Ravelo H R, Aldrete J S
Surg Gynecol Obstet. 1979 May;148(5):735-8.
The analysis of 45 patients with pancreatic pseudocysts treated surgically suggests that a significant proportion of the pancreatic pseudocysts detectable by physical examination, upper gastrointestinal tract x-ray series and sonography undergo major complications which, if neglected, may require an emergency or semiemergency type operation which, for obvious reasons, carries a higher operative mortality than when the same operation is performed electively. Therefore, pancreatic pseudocysts which are palpable and reontgenographically distort the anatomy of the upper part of the abdomen should be operated upon electively but promptly. Internal drainage by a cystogastric stoma or cystojejunal stoma, the latter being most favored in this series, apppears to be the best choice. Realistically, expectations are satisfactory results in 85 per cent of the patients, a recurrence rate of about 7 per cent and unsatisfactory results in about 12 per cent. Recurrent cysts are, in most instances amenable to a second surgical procedure.

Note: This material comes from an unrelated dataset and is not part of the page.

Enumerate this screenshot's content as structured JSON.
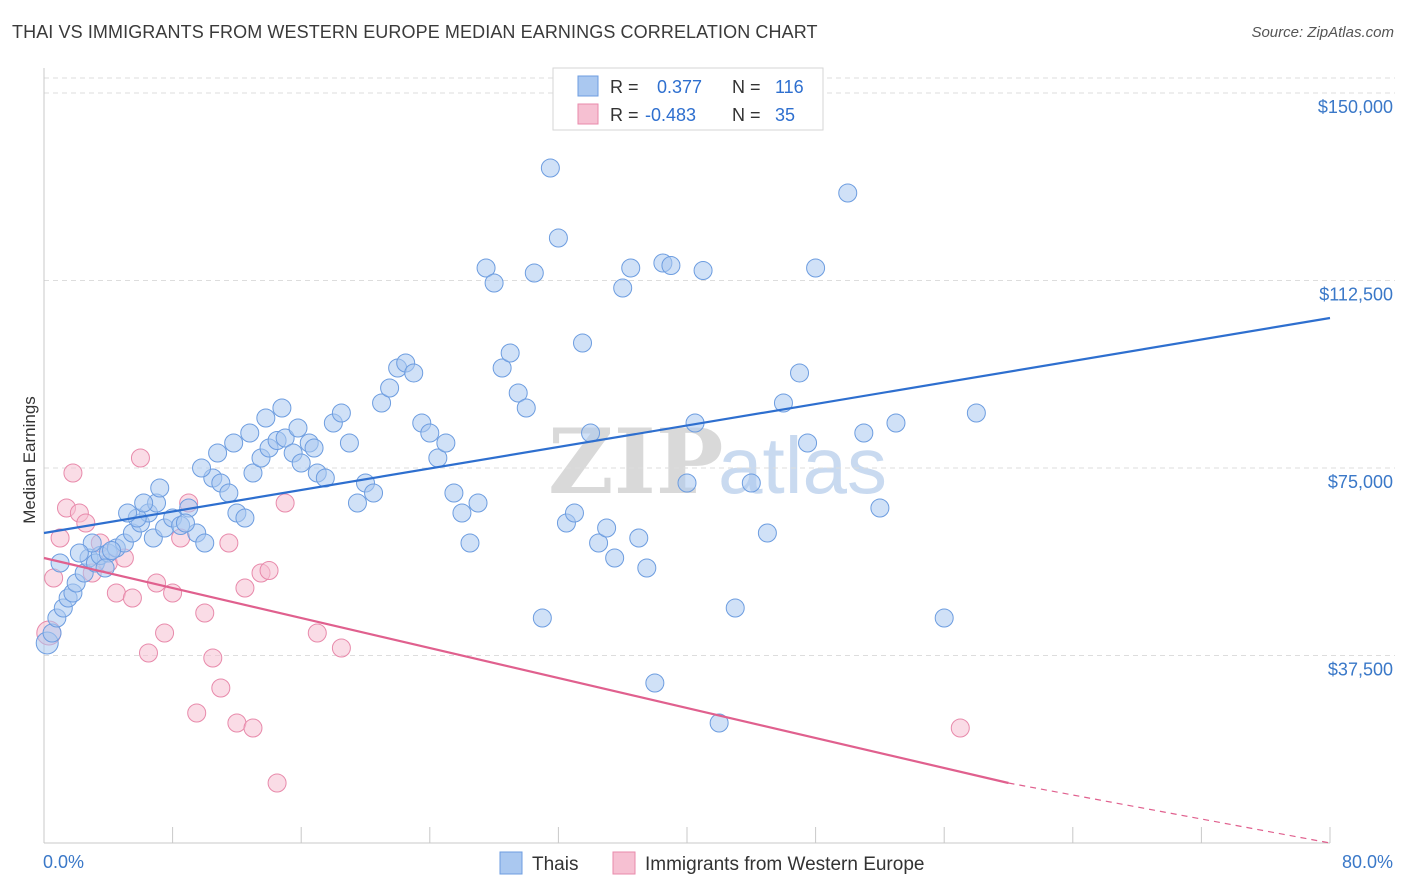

对45例接受手术治疗的胰腺假性囊肿患者的分析表明,通过体格检查、上消化道X线系列检查和超声检查可发现的相当一部分胰腺假性囊肿会发生严重并发症,如果忽视这些并发症,可能需要进行急诊或半急诊手术,显然,这种手术的手术死亡率高于择期进行相同手术时的死亡率。因此,可触及且在X线片上使上腹部解剖结构变形的胰腺假性囊肿应择期但及时进行手术。通过囊肿胃吻合口或囊肿空肠吻合口进行内引流,在本系列中后者最受青睐,似乎是最佳选择。实际上,预期85%的患者会取得满意的结果,复发率约为7%,约12%的患者结果不满意。大多数情况下,复发性囊肿适合再次进行手术。